Case ID: so2d_939/html/0158-01.html
Source: Caselaw Access Project
Author: {"author": "MONACO, J.", "license": "Public Domain", "url": "https://static.case.law/"}
Date Created: 2024-08-24T03:29:51.129683

Joshua W. CARDINAL, Appellant, v. STATE of Florida, Appellee.
    No. 5D05-1631.
    District Court of Appeal of Florida, Fifth District.
    Sept. 29, 2006.
    James S. Purdy, Public Defender, and Meghan Ann Collins, Assistant Public Defender, Daytona Beach, for Appellant.
    
      Charles J. Crist, Jr., Attorney General, Tallahassee, and Rebecca Rock McGuigan, Assistant Attorney General, Daytona Beach, for Appellee.
   MONACO, J.

As a society, we have got to find a better way of handling our mentally ill and mentally handicapped citizens than incarceration in our jails and prisons. This present case is typical of the problem.

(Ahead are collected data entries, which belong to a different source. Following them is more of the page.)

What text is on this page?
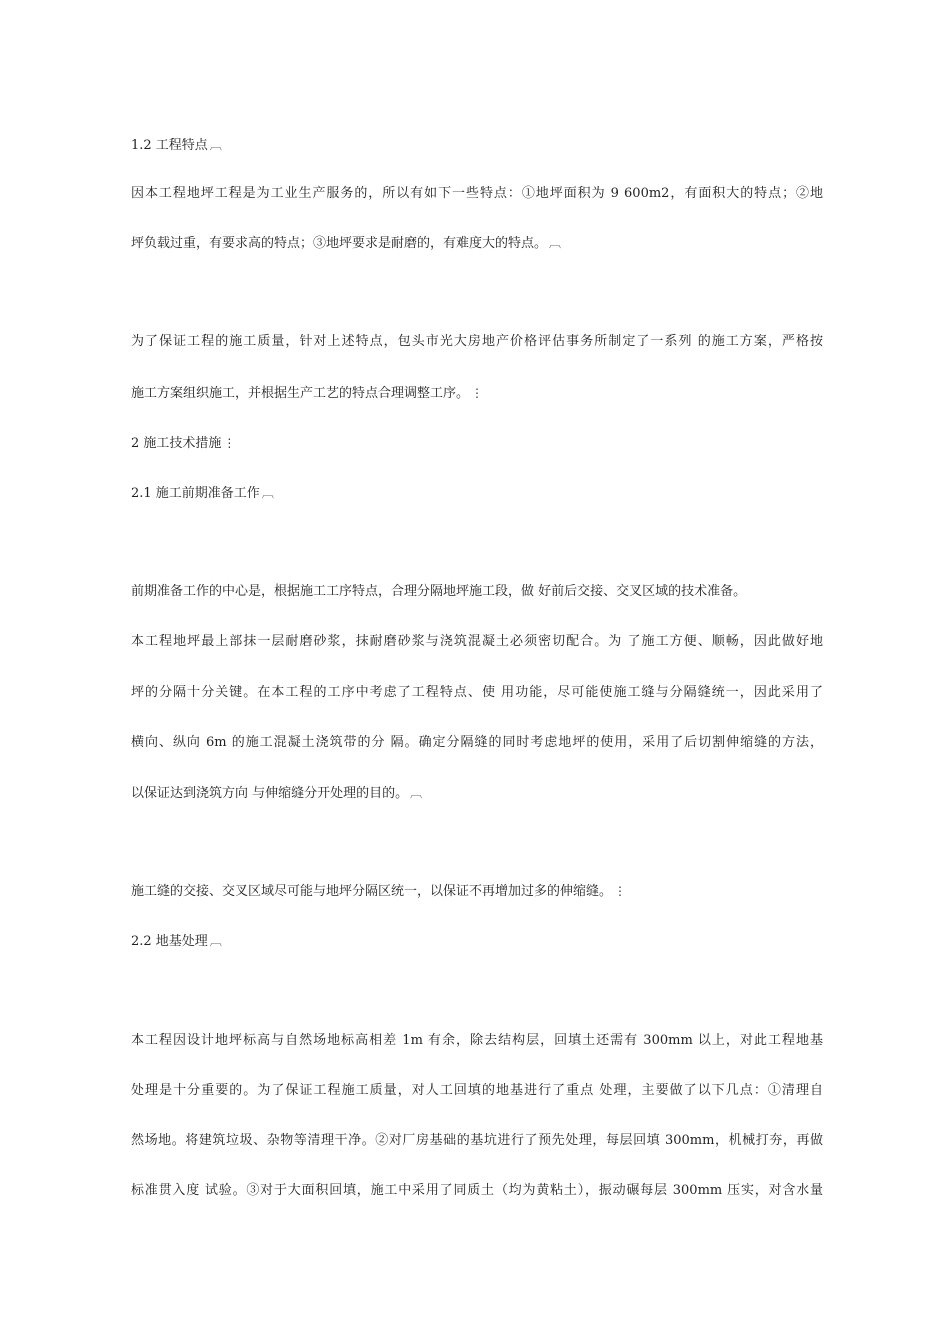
1.2 工程特点 ︹
因本工程地坪工程是为工业生产服务的，所以有如下一些特点：①地坪面积为 9 600m2，有面积大的特点；②地
坪负载过重，有要求高的特点；③地坪要求是耐磨的，有难度大的特点。 ︹
为了保证工程的施工质量，针对上述特点，包头市光大房地产价格评估事务所制定了一系列 的施工方案，严格按
施工方案组织施工，并根据生产工艺的特点合理调整工序。 ⋮
2 施工技术措施 ⋮
2.1 施工前期准备工作 ︹
前期准备工作的中心是，根据施工工序特点，合理分隔地坪施工段，做 好前后交接、交叉区域的技术准备。
本工程地坪最上部抹一层耐磨砂浆，抹耐磨砂浆与浇筑混凝土必须密切配合。为 了施工方便、顺畅，因此做好地
坪的分隔十分关键。在本工程的工序中考虑了工程特点、使 用功能，尽可能使施工缝与分隔缝统一，因此采用了
横向、纵向 6m 的施工混凝土浇筑带的分 隔。确定分隔缝的同时考虑地坪的使用，采用了后切割伸缩缝的方法，
以保证达到浇筑方向 与伸缩缝分开处理的目的。 ︹
施工缝的交接、交叉区域尽可能与地坪分隔区统一，以保证不再增加过多的伸缩缝。 ⋮
2.2 地基处理 ︹
本工程因设计地坪标高与自然场地标高相差 1m 有余，除去结构层，回填土还需有 300mm 以上，对此工程地基
处理是十分重要的。为了保证工程施工质量，对人工回填的地基进行了重点 处理，主要做了以下几点：①清理自
然场地。将建筑垃圾、杂物等清理干净。②对厂房基础的基坑进行了预先处理，每层回填 300mm，机械打夯，再做
标准贯入度 试验。③对于大面积回填，施工中采用了同质土（均为黄粘土），振动碾每层 300mm 压实，对含水量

The appellant, Joshua Cardinal, is a man of limited mental ability. In 1999, he pled guilty to committing a lewd and lascivious act in the presence of a child under 16, and one count of attempted commission of a lewd and lascivious act in the presence of a child under 16, after being examined by mental health experts to assure that he could lawfully enter such a plea. See § 800.04, Fla. Stat. (1998). He was sentenced to serve three years in prison in the custody of the Department of Corrections, followed by ten years of probation, including the performance of community service hours.

After completing his term of incarceration, he was placed in a group home facility called the Human Development Center. The Center provides intensive behavioral treatment to individuals who are both mentally retarded and mentally ill. While living at the Center, Mr. Cardinal violated his probation by refusing to perform his community service hours because, according to his probation officer, he said “he just [didn’t] want to do them.” He admitted his violation of probation to the trial judge, and was sent back to prison.

Mr. Cardinal now seeks to withdraw his plea to the violation of probation. It appears from the record, however, that the trial court carefully considered the evidence of Mr. Cardinal’s limited mental abilities, and his medical and mental health history, as well as the reports of various experts. It concluded, based primarily on the reports of two experts, that Mr. Cardinal often uses his limited intellect as an excuse for his aberrational behaviors. All who have come in contact with this case, including the trial judge, have concluded that Mr. Cardinal suffers from some serious mental limitations. It appears, nevertheless, that Mr. Cardinal will continue to be housed in prison.

We come to this conclusion because we review a trial court’s determination to grant or deny a motion to withdraw a plea using an abuse of discretion standard. See Opas v. State, 868 So.2d 598 (Fla. 5th DCA 2004). Using this standard it is obvious that we must affirm. The trial judge actually heard the testimony, took the plea, and judged the credibility of the witnesses before him. We do not mean to minimize the criminal acts for which Mr. Cardinal was imprisoned. It is unfortunate, however, that there is not a better way to both safeguard society and to handle persons such as Mr. Cardinal, other than to place him back in a prison environment.

AFFIRMED.

PLEUS, C.J. and ORFINGER, J., concur.